Ghanaian banks well positioned to absorb risk from borrowers, says Fitch

Fitch says the slowdown of the economy has weakened the repayment capacity of households and businesses

Fitch, an international rating agency, says Ghanaian banks are well-positioned to absorb the increased asset quality risk from borrowers pressured by the economic effects of the coronavirus pandemic.

According to Fitch, the COVID-19 pandemic-induced defaults will add to legacy asset quality issues, but strong operating profitability and improved capitalisation meant banks are on a sound footing to absorb the risks.

“Pandemic-induced defaults will add to legacy asset-quality issues linked to loss-making state-owned energy companies and bulk oil distribution companies that suffered from currency depreciation and delays in government subsidy payments.”

“The sector entered the crisis strengthened by recent initiatives led by the government and the Bank of Ghana (BoG) that addressed energy sector asset quality issues, raised minimum capital requirements and resulted in consolidation”, it emphasised.

Ghana’s growth rate is expected to have shrank to 2% in 2020, from 6.5% recorded in 2019. This is as a result of lockdown measures and the global shock on trade and financial flows, with the oil and gas and manufacturing sectors experiencing the steepest contractions.

Fitch pointed out that the slowdown of the economy has weakened the repayment capacity of households and businesses, although debt-relief measures provided to customers have limited the impact on asset quality.

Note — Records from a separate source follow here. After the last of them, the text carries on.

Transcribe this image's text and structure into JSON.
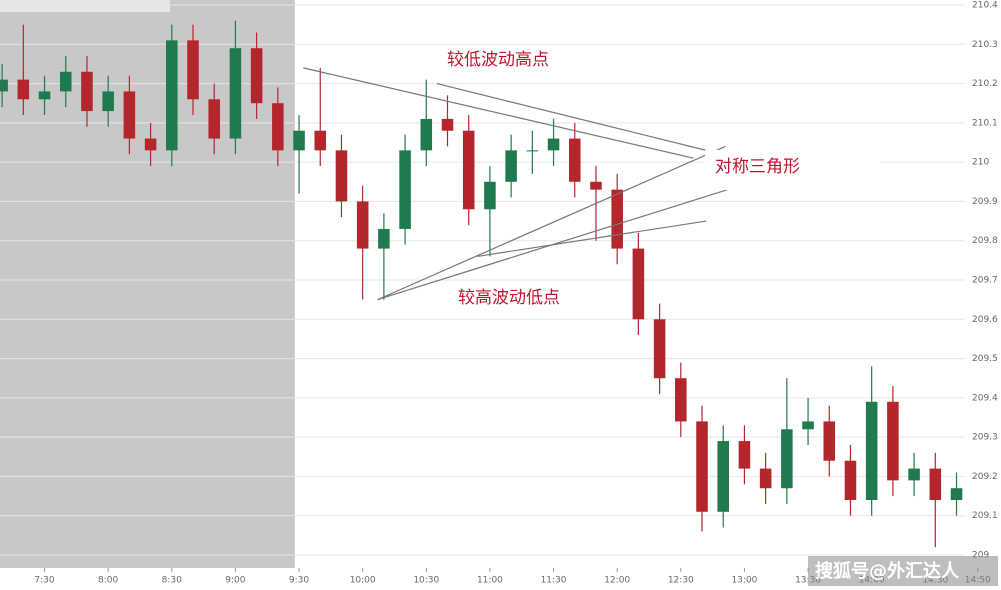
{
  "chart_data": {
    "type": "candlestick",
    "x": [
      "7:10",
      "7:20",
      "7:30",
      "7:40",
      "7:50",
      "8:00",
      "8:10",
      "8:20",
      "8:30",
      "8:40",
      "8:50",
      "9:00",
      "9:10",
      "9:20",
      "9:30",
      "9:40",
      "9:50",
      "10:00",
      "10:10",
      "10:20",
      "10:30",
      "10:40",
      "10:50",
      "11:00",
      "11:10",
      "11:20",
      "11:30",
      "11:40",
      "11:50",
      "12:00",
      "12:10",
      "12:20",
      "12:30",
      "12:40",
      "12:50",
      "13:00",
      "13:10",
      "13:20",
      "13:30",
      "13:40",
      "13:50",
      "14:00",
      "14:10",
      "14:20",
      "14:30",
      "14:40"
    ],
    "open": [
      210.18,
      210.21,
      210.16,
      210.18,
      210.23,
      210.13,
      210.18,
      210.06,
      210.03,
      210.31,
      210.16,
      210.06,
      210.29,
      210.15,
      210.03,
      210.08,
      210.03,
      209.9,
      209.78,
      209.83,
      210.03,
      210.11,
      210.08,
      209.88,
      209.95,
      210.03,
      210.03,
      210.06,
      209.95,
      209.93,
      209.78,
      209.6,
      209.45,
      209.34,
      209.11,
      209.29,
      209.22,
      209.17,
      209.32,
      209.34,
      209.24,
      209.14,
      209.39,
      209.19,
      209.22,
      209.14
    ],
    "high": [
      210.25,
      210.35,
      210.22,
      210.27,
      210.27,
      210.22,
      210.22,
      210.1,
      210.35,
      210.35,
      210.2,
      210.36,
      210.33,
      210.19,
      210.12,
      210.24,
      210.07,
      209.94,
      209.87,
      210.07,
      210.21,
      210.17,
      210.12,
      209.99,
      210.07,
      210.08,
      210.11,
      210.1,
      209.99,
      209.97,
      209.82,
      209.64,
      209.49,
      209.38,
      209.33,
      209.33,
      209.26,
      209.45,
      209.4,
      209.38,
      209.28,
      209.48,
      209.43,
      209.26,
      209.26,
      209.21
    ],
    "low": [
      210.14,
      210.12,
      210.12,
      210.14,
      210.09,
      210.09,
      210.02,
      209.99,
      209.99,
      210.12,
      210.02,
      210.02,
      210.11,
      209.99,
      209.92,
      209.99,
      209.86,
      209.65,
      209.65,
      209.79,
      209.99,
      210.04,
      209.84,
      209.76,
      209.91,
      209.97,
      209.99,
      209.91,
      209.8,
      209.74,
      209.56,
      209.41,
      209.3,
      209.06,
      209.07,
      209.18,
      209.13,
      209.13,
      209.28,
      209.2,
      209.1,
      209.1,
      209.15,
      209.15,
      209.02,
      209.1
    ],
    "close": [
      210.21,
      210.16,
      210.18,
      210.23,
      210.13,
      210.18,
      210.06,
      210.03,
      210.31,
      210.16,
      210.06,
      210.29,
      210.15,
      210.03,
      210.08,
      210.03,
      209.9,
      209.78,
      209.83,
      210.03,
      210.11,
      210.08,
      209.88,
      209.95,
      210.03,
      210.03,
      210.06,
      209.95,
      209.93,
      209.78,
      209.6,
      209.45,
      209.34,
      209.11,
      209.29,
      209.22,
      209.17,
      209.32,
      209.34,
      209.24,
      209.14,
      209.39,
      209.19,
      209.22,
      209.14,
      209.17
    ],
    "up_color": "#1f7a4d",
    "down_color": "#b3262c",
    "xlim": [
      "7:09",
      "14:44"
    ],
    "xticks": [
      "7:30",
      "8:00",
      "8:30",
      "9:00",
      "9:30",
      "10:00",
      "10:30",
      "11:00",
      "11:30",
      "12:00",
      "12:30",
      "13:00",
      "13:30",
      "14:00",
      "14:30",
      "14:50"
    ],
    "ylim": [
      209,
      210.4
    ],
    "yticks": [
      209,
      209.1,
      209.2,
      209.3,
      209.4,
      209.5,
      209.6,
      209.7,
      209.8,
      209.9,
      210,
      210.1,
      210.2,
      210.3,
      210.4
    ],
    "grid": true,
    "shade_until": "9:28",
    "trendlines": [
      {
        "x": [
          "9:32",
          "12:36"
        ],
        "y": [
          210.24,
          210.01
        ]
      },
      {
        "x": [
          "10:35",
          "12:42"
        ],
        "y": [
          210.2,
          210.03
        ]
      },
      {
        "x": [
          "10:07",
          "12:51"
        ],
        "y": [
          209.65,
          210.04
        ]
      },
      {
        "x": [
          "10:07",
          "12:52"
        ],
        "y": [
          209.65,
          209.93
        ]
      },
      {
        "x": [
          "10:54",
          "12:42"
        ],
        "y": [
          209.76,
          209.85
        ]
      }
    ],
    "annotations": [
      "较低波动高点",
      "对称三角形",
      "较高波动低点"
    ],
    "watermark": "搜狐号@外汇达人"
  }
}
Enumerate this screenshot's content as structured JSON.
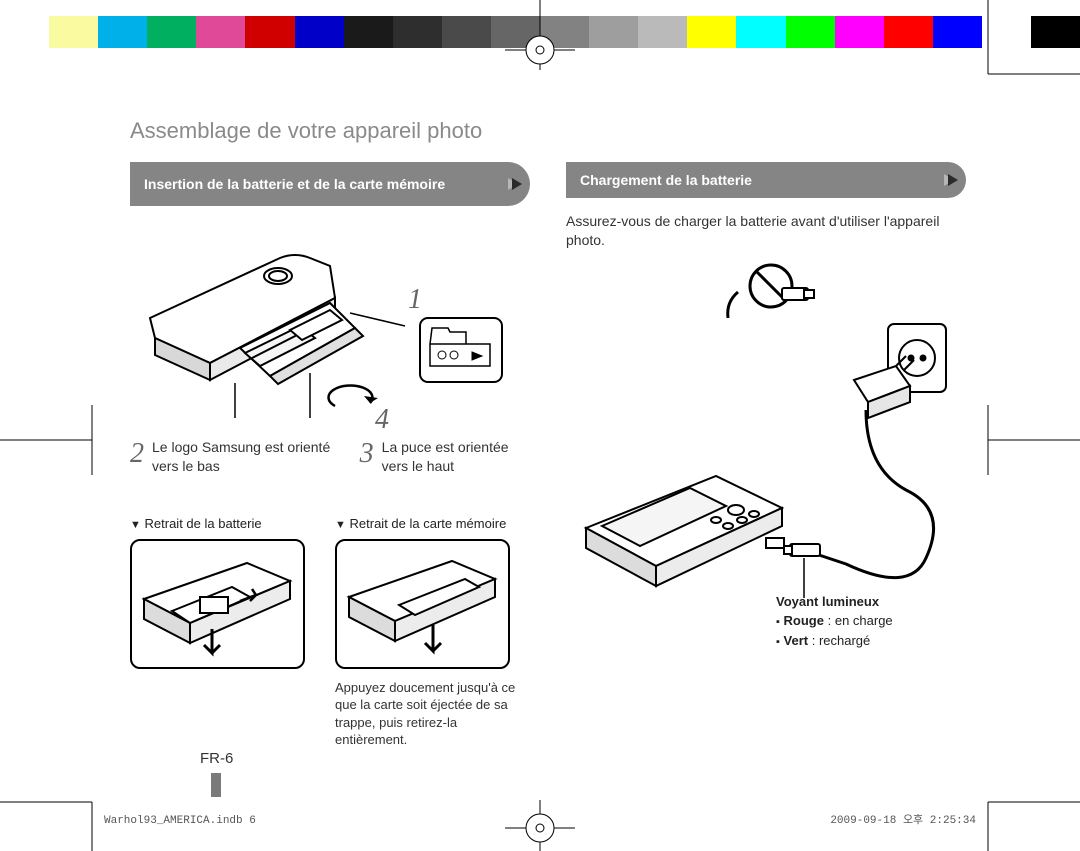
{
  "color_bar": [
    "#ffffff",
    "#fafaa0",
    "#00b0e8",
    "#00b060",
    "#e04898",
    "#d00000",
    "#0000c8",
    "#1a1a1a",
    "#2e2e2e",
    "#4a4a4a",
    "#666666",
    "#828282",
    "#9e9e9e",
    "#bababa",
    "#ffff00",
    "#00ffff",
    "#00ff00",
    "#ff00ff",
    "#ff0000",
    "#0000ff",
    "#ffffff",
    "#000000"
  ],
  "title": "Assemblage de votre appareil photo",
  "left": {
    "banner": "Insertion de la batterie et de la carte mémoire",
    "step1": "1",
    "step2_num": "2",
    "step2_text": "Le logo Samsung est orienté vers le bas",
    "step3_num": "3",
    "step3_text": "La puce est orientée vers le haut",
    "step4": "4",
    "sub_battery": "Retrait de la batterie",
    "sub_card": "Retrait de la carte mémoire",
    "card_caption": "Appuyez doucement jusqu'à ce que la carte soit éjectée de sa trappe, puis retirez-la entièrement."
  },
  "right": {
    "banner": "Chargement de la batterie",
    "intro": "Assurez-vous de charger la batterie avant d'utiliser l'appareil photo.",
    "legend_title": "Voyant lumineux",
    "legend_red_label": "Rouge",
    "legend_red_text": ": en charge",
    "legend_green_label": "Vert",
    "legend_green_text": ": rechargé"
  },
  "page_number": "FR-6",
  "footer_left": "Warhol93_AMERICA.indb   6",
  "footer_right": "2009-09-18   오후 2:25:34"
}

The banking sector’s non-performing loans ratio increased only modestly to 14.8% at the end of 2020 (end-2019: 14.3%).

The Bank of Ghana recently disclosed that 9% of banking sector loans had been restructured.

This the ratings agency said is much lower than in other Sub-Saharan African markets under its coverage. Moreover, loans are only a small proportion of the sector’s overall assets.

Loans benefitting from debt relief are largely classified as performing but expected to see NPLs increase moderately as these measures slowdown this year.

Banking sector indicators very strong

According to the Monetary Policy Report, the various banking indicators- Capital Adequacy, Liquidity and Non-Performing Loans ratio remain strong.

Solvency which is the ability of a bank to meet its financial obligations and liquidity indicators remained strong.

At the same time, the banking industry’s Capital Adequacy Ratio of 19.8%, was well above the regulatory minimum threshold, as of December last year. Core liquid assets to short-term liabilities were estimated at 27.8% in December 2020 compared with 30.5% a year ago.